Non può essere vero. Quella non è la sua camera da letto e perché sente il suo corpo così pesante e la testa confusa? Anna ci prova ancora una volta, apre gli occhi e vede le sbarre. È un incubo? Sì, ma è sveglia ed è reale.
Si trova dentro una gabbia dotata di ruote, simile a quelle che venivano usate dal circo per trasportare gli animali. Non ha il tempo per pensare, la paura si arrampica in fretta su per le gambe e Anna grida. Ed è in quel momento, anche se poco confortante, che si rende conto di non essere sola. Perché in quel capannone, oltre la sua, ci sono molte altre gabbie e sconosciuti intrappolati. Non si ricorda niente, non sa come ha fatto a finire lì, ma deve al più presto trovare il modo di fuggire. Anna è intelligente, furba, astuta, riesce a mantenere la lucidità anche in una situazione dove il rapitore fa di tutto per privarti della tua umanità. Molte altre persone, ancora prima di lei, sono state imprigionate in quelle gabbie contraddistinte da parole in cirillico. Sì, perché ogni prigioniero rappresenta un animale dello zoo, con una specifica personalità e compito da rispettare. E Anna è pronta a disturbare l’equilibro e ribaltare questa piramide sociale.
Inizia così Zoo, il thriller psicologico e claustrofobico di Paola Barbato che mi ha tenuto sveglia per notti intere. Mi ha ricordato il primo Saw L’enigmista, dove il rapitore è sempre stato in prima linea a osservare le sue vittime. E anche in questo caso non ci sono molte alternative: o giocare o abbandonare il “gioco”. Gli occhi del lettore saranno gli occhi di Anna, obbligata a diventare anche lei una bestia per non impazzire e trovare una via di fuga. Anna sarà privata dei suoi vestiti, costretta ad alternare stati di lucidità ad altri di incoscienza, a cibarsi di cibo razionato e dal sapore pessimo, a scaldarsi come meglio può nelle giornate più fredde e convivere con l’odore fetido e nauseabondo dei suoi stessi rifiuti. Il rapitore è un burattinaio spietato e crudele, muove i fili per trasformare le sue vittime in fenomeni da baraccone e incapaci di ricordare la loro parte umana.

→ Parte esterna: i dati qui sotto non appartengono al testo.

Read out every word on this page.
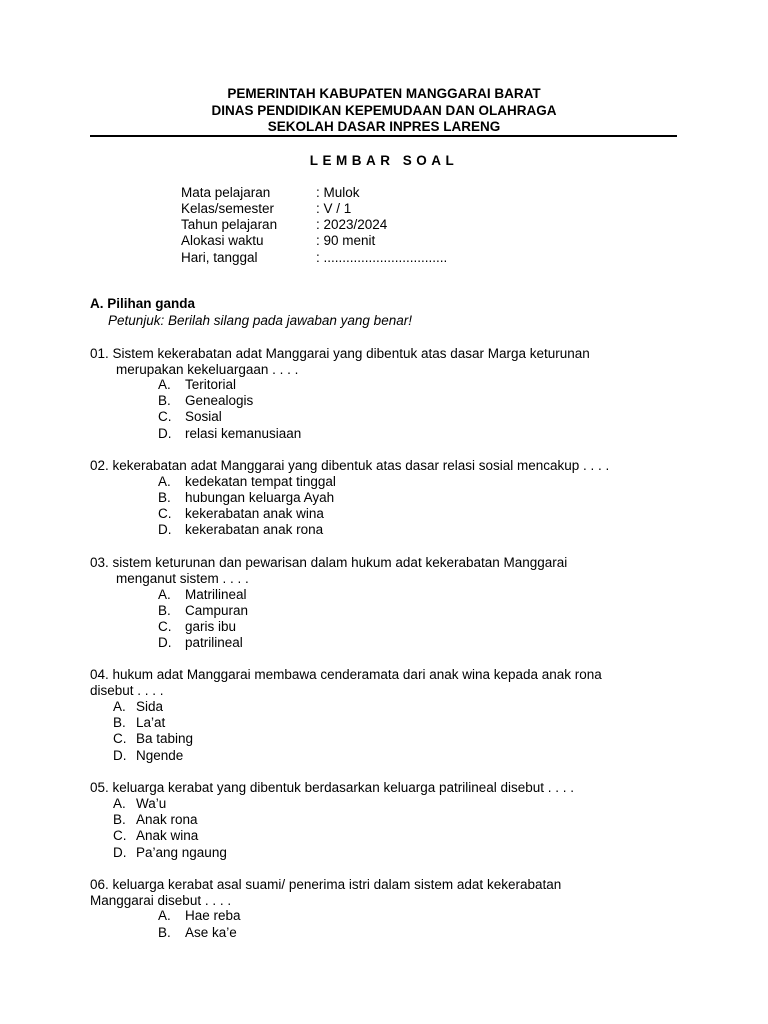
PEMERINTAH KABUPATEN MANGGARAI BARAT
DINAS PENDIDIKAN KEPEMUDAAN DAN OLAHRAGA
SEKOLAH DASAR INPRES LARENG
LEMBAR SOAL
Mata pelajaran	: Mulok
Kelas/semester	: V / 1
Tahun pelajaran	: 2023/2024
Alokasi waktu	: 90 menit
Hari, tanggal	: .................................
A. Pilihan ganda
Petunjuk: Berilah silang pada jawaban yang benar!
01. Sistem kekerabatan adat Manggarai yang dibentuk atas dasar Marga keturunan
merupakan kekeluargaan . . . .
A. Teritorial
B. Genealogis
C. Sosial
D. relasi kemanusiaan
02. kekerabatan adat Manggarai yang dibentuk atas dasar relasi sosial mencakup . . . .
A. kedekatan tempat tinggal
B. hubungan keluarga Ayah
C. kekerabatan anak wina
D. kekerabatan anak rona
03. sistem keturunan dan pewarisan dalam hukum adat kekerabatan Manggarai
menganut sistem . . . .
A. Matrilineal
B. Campuran
C. garis ibu
D. patrilineal
04. hukum adat Manggarai membawa cenderamata dari anak wina kepada anak rona
disebut . . . .
A. Sida
B. La’at
C. Ba tabing
D. Ngende
05. keluarga kerabat yang dibentuk berdasarkan keluarga patrilineal disebut . . . .
A. Wa’u
B. Anak rona
C. Anak wina
D. Pa’ang ngaung
06. keluarga kerabat asal suami/ penerima istri dalam sistem adat kekerabatan
Manggarai disebut . . . .
A. Hae reba
B. Ase ka’e
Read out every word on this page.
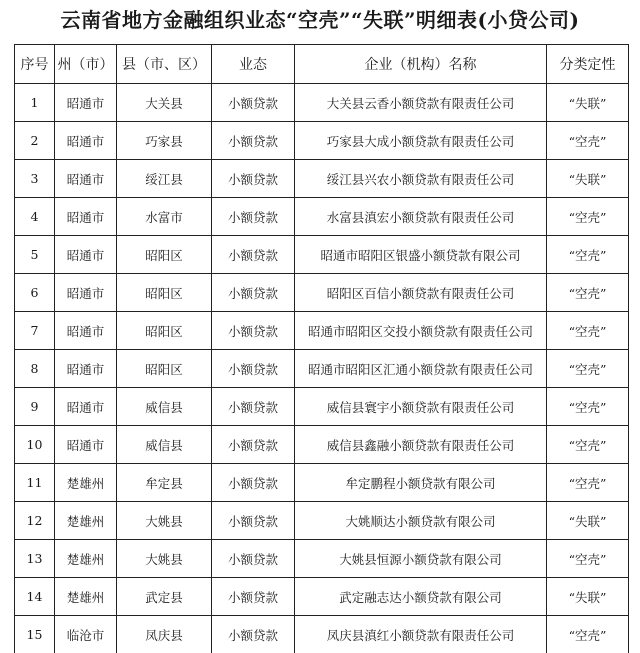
云南省地方金融组织业态“空壳”“失联”明细表(小贷公司)
序号	州（市）	县（市、区）	业态	企业（机构）名称	分类定性
1	昭通市	大关县	小额贷款	大关县云香小额贷款有限责任公司	“失联”
2	昭通市	巧家县	小额贷款	巧家县大成小额贷款有限责任公司	“空壳”
3	昭通市	绥江县	小额贷款	绥江县兴农小额贷款有限责任公司	“失联”
4	昭通市	水富市	小额贷款	水富县滇宏小额贷款有限责任公司	“空壳”
5	昭通市	昭阳区	小额贷款	昭通市昭阳区银盛小额贷款有限公司	“空壳”
6	昭通市	昭阳区	小额贷款	昭阳区百信小额贷款有限责任公司	“空壳”
7	昭通市	昭阳区	小额贷款	昭通市昭阳区交投小额贷款有限责任公司	“空壳”
8	昭通市	昭阳区	小额贷款	昭通市昭阳区汇通小额贷款有限责任公司	“空壳”
9	昭通市	威信县	小额贷款	威信县寰宇小额贷款有限责任公司	“空壳”
10	昭通市	威信县	小额贷款	威信县鑫融小额贷款有限责任公司	“空壳”
11	楚雄州	牟定县	小额贷款	牟定鹏程小额贷款有限公司	“空壳”
12	楚雄州	大姚县	小额贷款	大姚顺达小额贷款有限公司	“失联”
13	楚雄州	大姚县	小额贷款	大姚县恒源小额贷款有限公司	“空壳”
14	楚雄州	武定县	小额贷款	武定融志达小额贷款有限公司	“失联”
15	临沧市	凤庆县	小额贷款	凤庆县滇红小额贷款有限责任公司	“空壳”
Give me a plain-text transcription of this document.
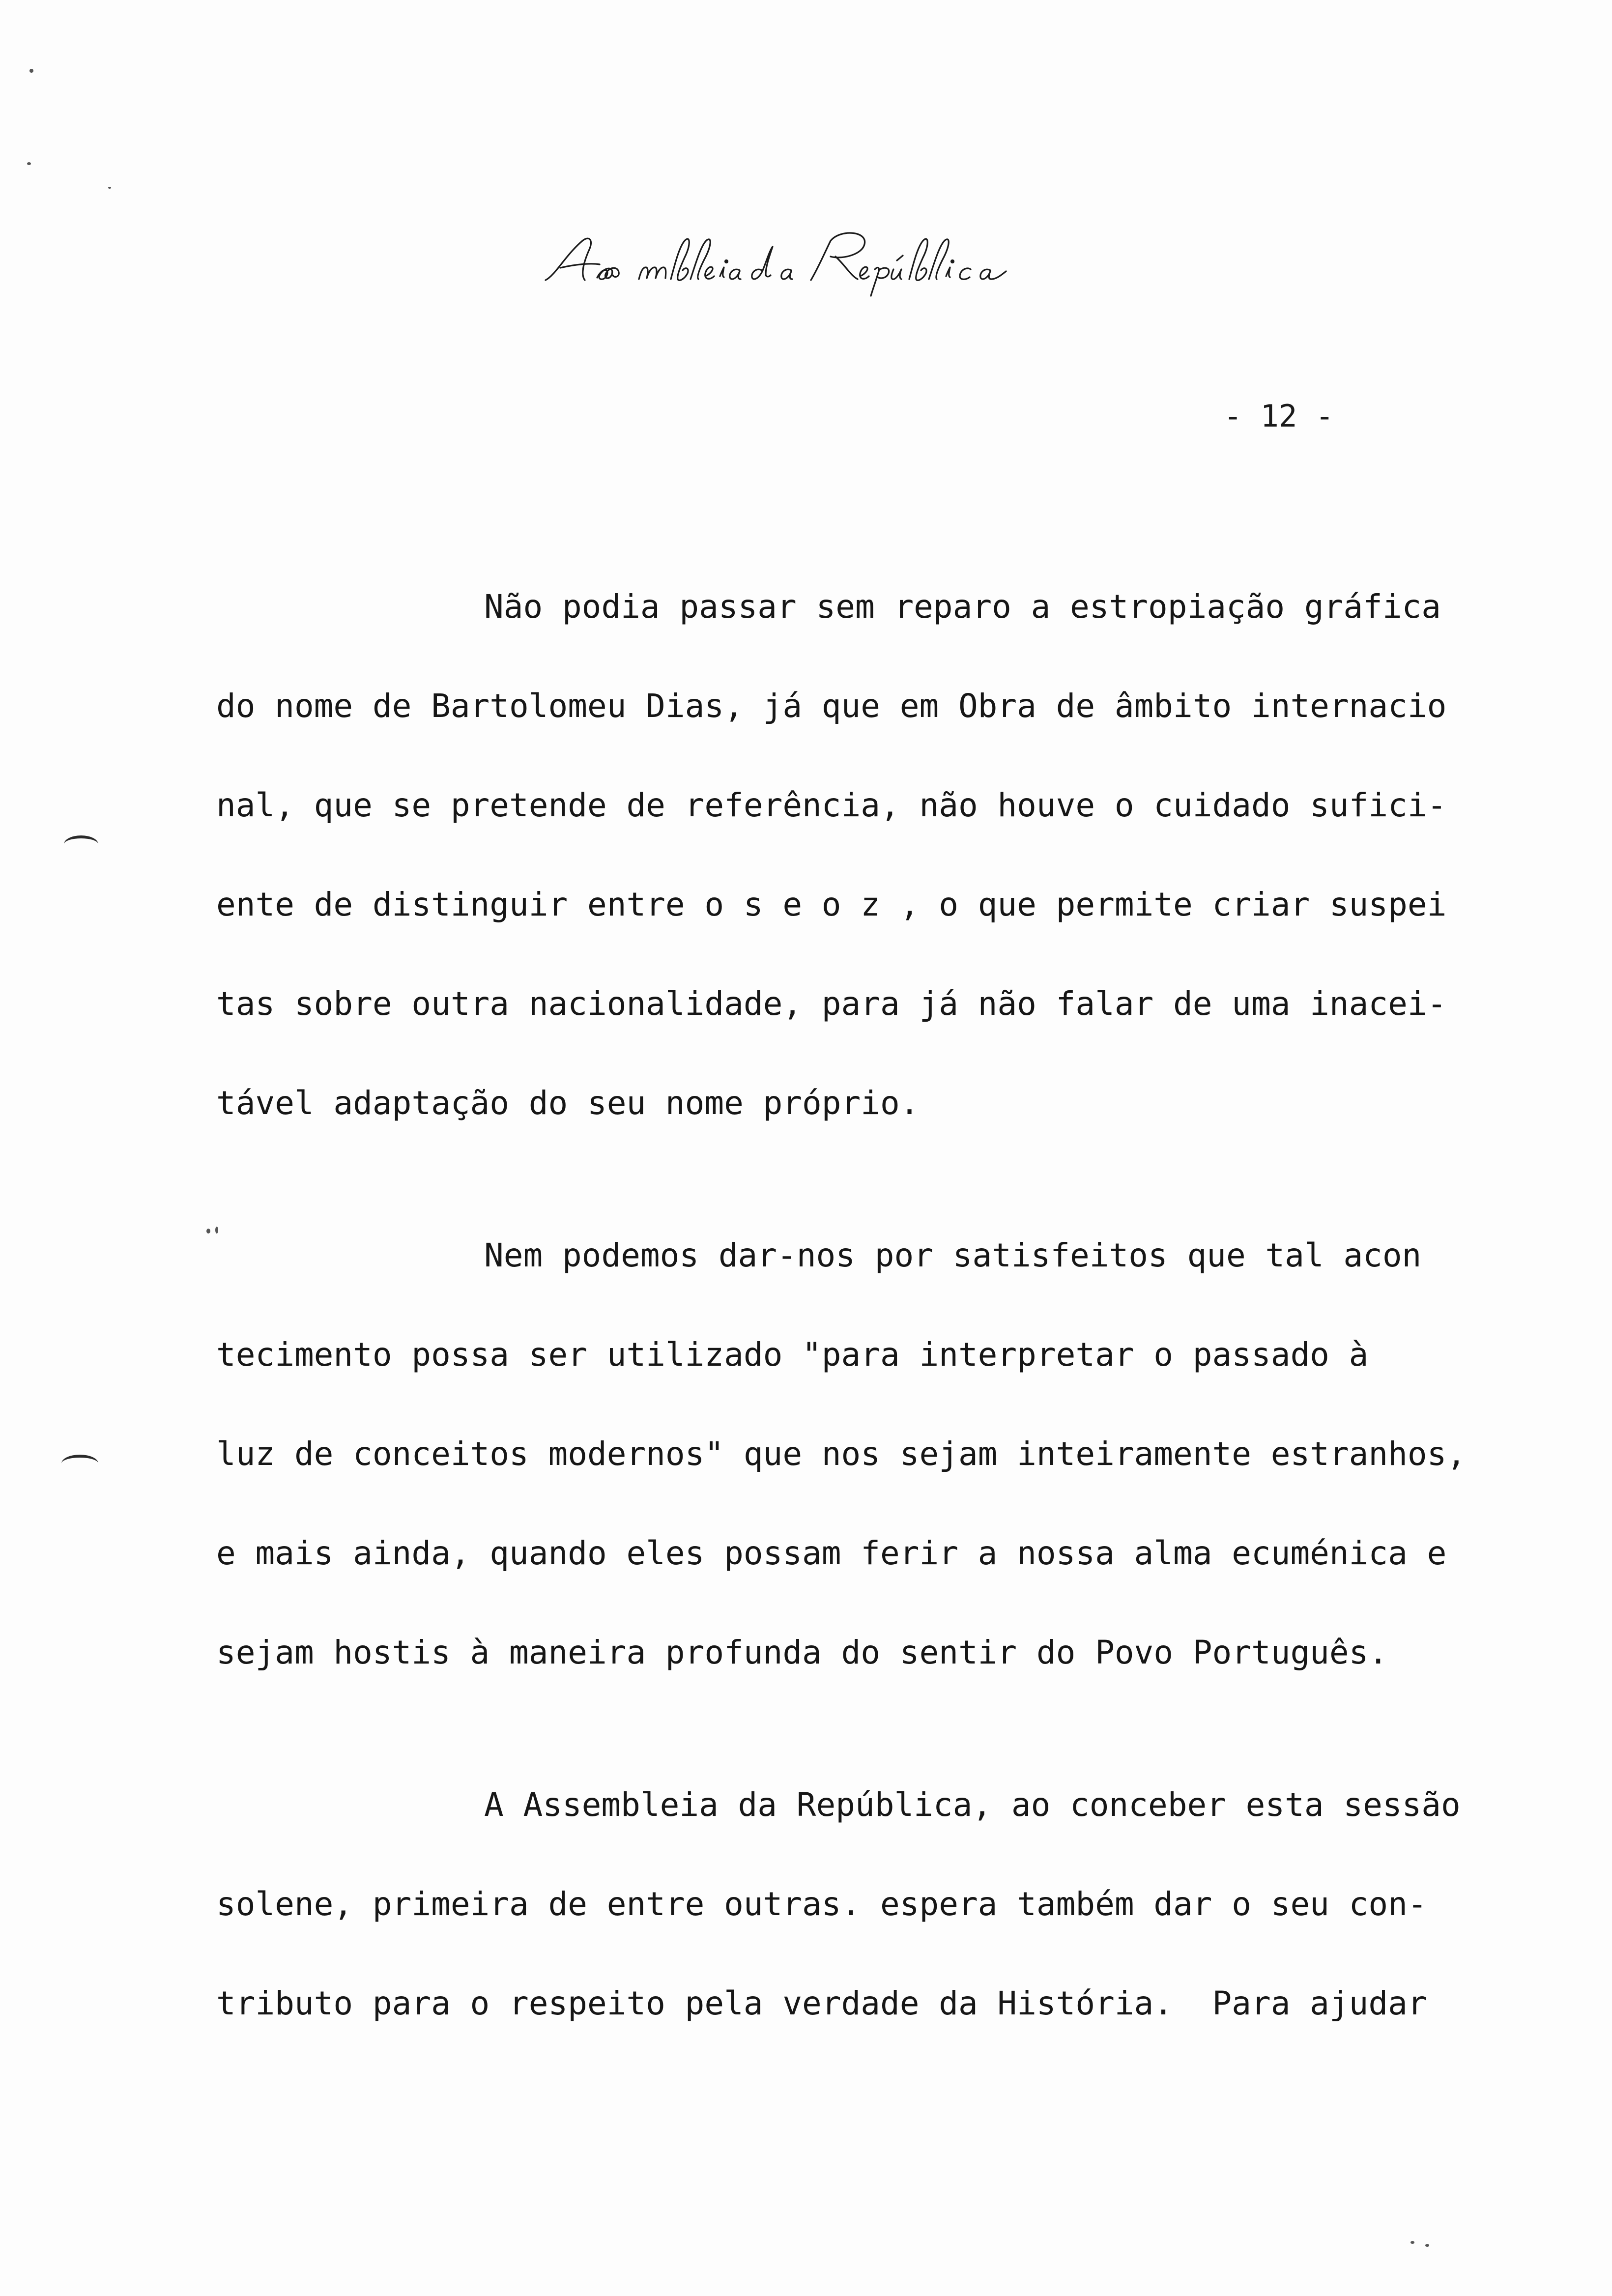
- 12 -
Não podia passar sem reparo a estropiação gráfica
do nome de Bartolomeu Dias, já que em Obra de âmbito internacio
nal, que se pretende de referência, não houve o cuidado sufici-
ente de distinguir entre o s e o z , o que permite criar suspei
tas sobre outra nacionalidade, para já não falar de uma inacei-
tável adaptação do seu nome próprio.
Nem podemos dar-nos por satisfeitos que tal acon
tecimento possa ser utilizado "para interpretar o passado à
luz de conceitos modernos" que nos sejam inteiramente estranhos,
e mais ainda, quando eles possam ferir a nossa alma ecuménica e
sejam hostis à maneira profunda do sentir do Povo Português.
A Assembleia da República, ao conceber esta sessão
solene, primeira de entre outras. espera também dar o seu con-
tributo para o respeito pela verdade da História.  Para ajudar
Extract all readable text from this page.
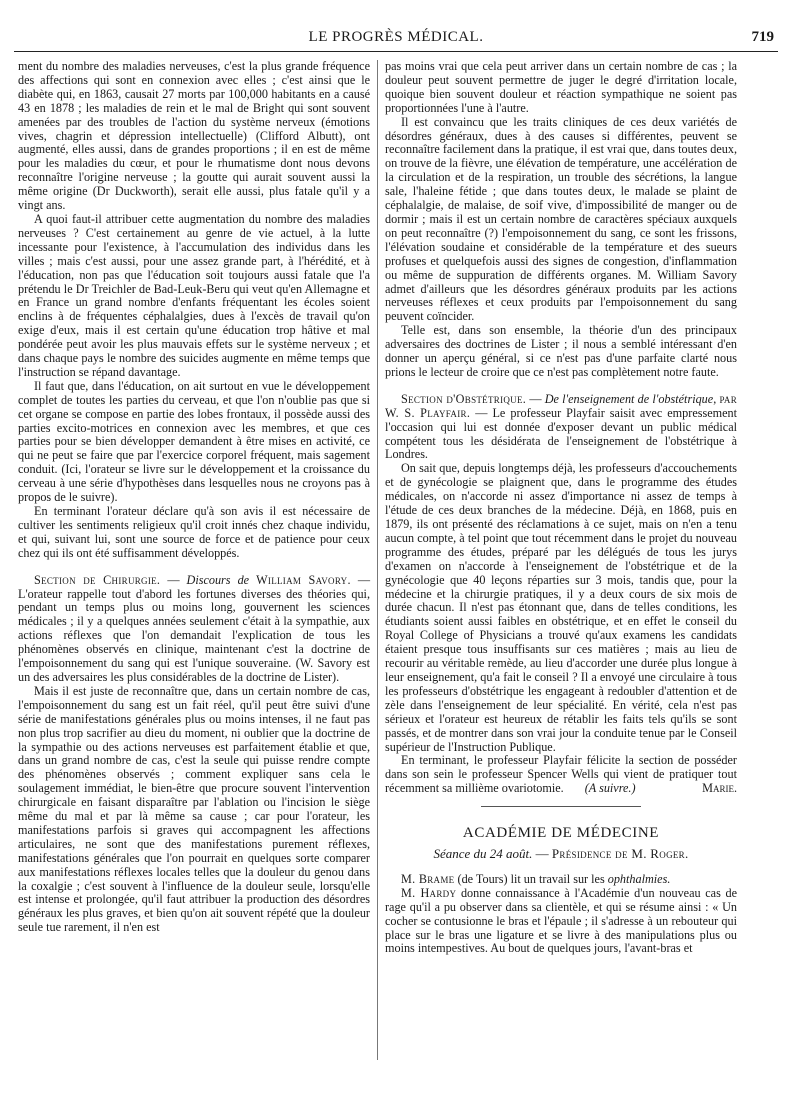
LE PROGRÈS MÉDICAL.	719

ment du nombre des maladies nerveuses, c'est la plus grande fréquence des affections qui sont en connexion avec elles ; c'est ainsi que le diabète qui, en 1863, causait 27 morts par 100,000 habitants en a causé 43 en 1878 ; les maladies de rein et le mal de Bright qui sont souvent amenées par des troubles de l'action du système nerveux (émotions vives, chagrin et dépression intellectuelle) (Clifford Albutt), ont augmenté, elles aussi, dans de grandes proportions ; il en est de même pour les maladies du cœur, et pour le rhumatisme dont nous devons reconnaître l'origine nerveuse ; la goutte qui aurait souvent aussi la même origine (Dr Duckworth), serait elle aussi, plus fatale qu'il y a vingt ans.

A quoi faut-il attribuer cette augmentation du nombre des maladies nerveuses ? C'est certainement au genre de vie actuel, à la lutte incessante pour l'existence, à l'accumulation des individus dans les villes ; mais c'est aussi, pour une assez grande part, à l'hérédité, et à l'éducation, non pas que l'éducation soit toujours aussi fatale que l'a prétendu le Dr Treichler de Bad-Leuk-Beru qui veut qu'en Allemagne et en France un grand nombre d'enfants fréquentant les écoles soient enclins à de fréquentes céphalalgies, dues à l'excès de travail qu'on exige d'eux, mais il est certain qu'une éducation trop hâtive et mal pondérée peut avoir les plus mauvais effets sur le système nerveux ; et dans chaque pays le nombre des suicides augmente en même temps que l'instruction se répand davantage.

Il faut que, dans l'éducation, on ait surtout en vue le développement complet de toutes les parties du cerveau, et que l'on n'oublie pas que si cet organe se compose en partie des lobes frontaux, il possède aussi des parties excito-motrices en connexion avec les membres, et que ces parties pour se bien développer demandent à être mises en activité, ce qui ne peut se faire que par l'exercice corporel fréquent, mais sagement conduit. (Ici, l'orateur se livre sur le développement et la croissance du cerveau à une série d'hypothèses dans lesquelles nous ne croyons pas à propos de le suivre).

En terminant l'orateur déclare qu'à son avis il est nécessaire de cultiver les sentiments religieux qu'il croit innés chez chaque individu, et qui, suivant lui, sont une source de force et de patience pour ceux chez qui ils ont été suffisamment développés.

Section de Chirurgie. — Discours de William Savory. — L'orateur rappelle tout d'abord les fortunes diverses des théories qui, pendant un temps plus ou moins long, gouvernent les sciences médicales ; il y a quelques années seulement c'était à la sympathie, aux actions réflexes que l'on demandait l'explication de tous les phénomènes observés en clinique, maintenant c'est la doctrine de l'empoisonnement du sang qui est l'unique souveraine. (W. Savory est un des adversaires les plus considérables de la doctrine de Lister).

Mais il est juste de reconnaître que, dans un certain nombre de cas, l'empoisonnement du sang est un fait réel, qu'il peut être suivi d'une série de manifestations générales plus ou moins intenses, il ne faut pas non plus trop sacrifier au dieu du moment, ni oublier que la doctrine de la sympathie ou des actions nerveuses est parfaitement établie et que, dans un grand nombre de cas, c'est la seule qui puisse rendre compte des phénomènes observés ; comment expliquer sans cela le soulagement immédiat, le bien-être que procure souvent l'intervention chirurgicale en faisant disparaître par l'ablation ou l'incision le siège même du mal et par là même sa cause ; car pour l'orateur, les manifestations parfois si graves qui accompagnent les affections articulaires, ne sont que des manifestations purement réflexes, manifestations générales que l'on pourrait en quelques sorte comparer aux manifestations réflexes locales telles que la douleur du genou dans la coxalgie ; c'est souvent à l'influence de la douleur seule, lorsqu'elle est intense et prolongée, qu'il faut attribuer la production des désordres généraux les plus graves, et bien qu'on ait souvent répété que la douleur seule tue rarement, il n'en est

pas moins vrai que cela peut arriver dans un certain nombre de cas ; la douleur peut souvent permettre de juger le degré d'irritation locale, quoique bien souvent douleur et réaction sympathique ne soient pas proportionnées l'une à l'autre.

Il est convaincu que les traits cliniques de ces deux variétés de désordres généraux, dues à des causes si différentes, peuvent se reconnaître facilement dans la pratique, il est vrai que, dans toutes deux, on trouve de la fièvre, une élévation de température, une accélération de la circulation et de la respiration, un trouble des sécrétions, la langue sale, l'haleine fétide ; que dans toutes deux, le malade se plaint de céphalalgie, de malaise, de soif vive, d'impossibilité de manger ou de dormir ; mais il est un certain nombre de caractères spéciaux auxquels on peut reconnaître (?) l'empoisonnement du sang, ce sont les frissons, l'élévation soudaine et considérable de la température et des sueurs profuses et quelquefois aussi des signes de congestion, d'inflammation ou même de suppuration de différents organes. M. William Savory admet d'ailleurs que les désordres généraux produits par les actions nerveuses réflexes et ceux produits par l'empoisonnement du sang peuvent coïncider.

Telle est, dans son ensemble, la théorie d'un des principaux adversaires des doctrines de Lister ; il nous a semblé intéressant d'en donner un aperçu général, si ce n'est pas d'une parfaite clarté nous prions le lecteur de croire que ce n'est pas complètement notre faute.

Section d'Obstétrique. — De l'enseignement de l'obstétrique, par W. S. Playfair. — Le professeur Playfair saisit avec empressement l'occasion qui lui est donnée d'exposer devant un public médical compétent tous les désidérata de l'enseignement de l'obstétrique à Londres.

On sait que, depuis longtemps déjà, les professeurs d'accouchements et de gynécologie se plaignent que, dans le programme des études médicales, on n'accorde ni assez d'importance ni assez de temps à l'étude de ces deux branches de la médecine. Déjà, en 1868, puis en 1879, ils ont présenté des réclamations à ce sujet, mais on n'en a tenu aucun compte, à tel point que tout récemment dans le projet du nouveau programme des études, préparé par les délégués de tous les jurys d'examen on n'accorde à l'enseignement de l'obstétrique et de la gynécologie que 40 leçons réparties sur 3 mois, tandis que, pour la médecine et la chirurgie pratiques, il y a deux cours de six mois de durée chacun. Il n'est pas étonnant que, dans de telles conditions, les étudiants soient aussi faibles en obstétrique, et en effet le conseil du Royal College of Physicians a trouvé qu'aux examens les candidats étaient presque tous insuffisants sur ces matières ; mais au lieu de recourir au véritable remède, au lieu d'accorder une durée plus longue à leur enseignement, qu'a fait le conseil ? Il a envoyé une circulaire à tous les professeurs d'obstétrique les engageant à redoubler d'attention et de zèle dans l'enseignement de leur spécialité. En vérité, cela n'est pas sérieux et l'orateur est heureux de rétablir les faits tels qu'ils se sont passés, et de montrer dans son vrai jour la conduite tenue par le Conseil supérieur de l'Instruction Publique.

En terminant, le professeur Playfair félicite la section de posséder dans son sein le professeur Spencer Wells qui vient de pratiquer tout récemment sa millième ovariotomie. (A suivre.)	Marie.

ACADÉMIE DE MÉDECINE
Séance du 24 août. — Présidence de M. Roger.

M. Brame (de Tours) lit un travail sur les ophthalmies.

M. Hardy donne connaissance à l'Académie d'un nouveau cas de rage qu'il a pu observer dans sa clientèle, et qui se résume ainsi : « Un cocher se contusionne le bras et l'épaule ; il s'adresse à un rebouteur qui place sur le bras une ligature et se livre à des manipulations plus ou moins intempestives. Au bout de quelques jours, l'avant-bras et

Ma Anna ha qualcosa in più che il rapitore sottovalutava: intelligenza, determinazione e spirito di sopravvivenza. Vivere nella gabbia è venire a patti con quello che eri e con quello che sei, rimettere insieme tutti i pezzi della tua vita passata e rendersi conto degli sbagli, di tutte quelle relazioni sbagliate, delle incomprensioni e delle fragilità accumulate.
Zoo è un romanzo spietato, coinvolgente e sconvolgente, che non si nasconde dietro mezzi termini, anche a costo di risultare troppo diretto, crudo e sboccato. Perché la storia che vuole raccontare ha bisogno di questo, di dialoghi forti, di personaggi ridotti a bestie in cattività, e di una donna che gioca tutte le sue carte, anche le più impensabili, per uscire da quella prigione fisica e mentale.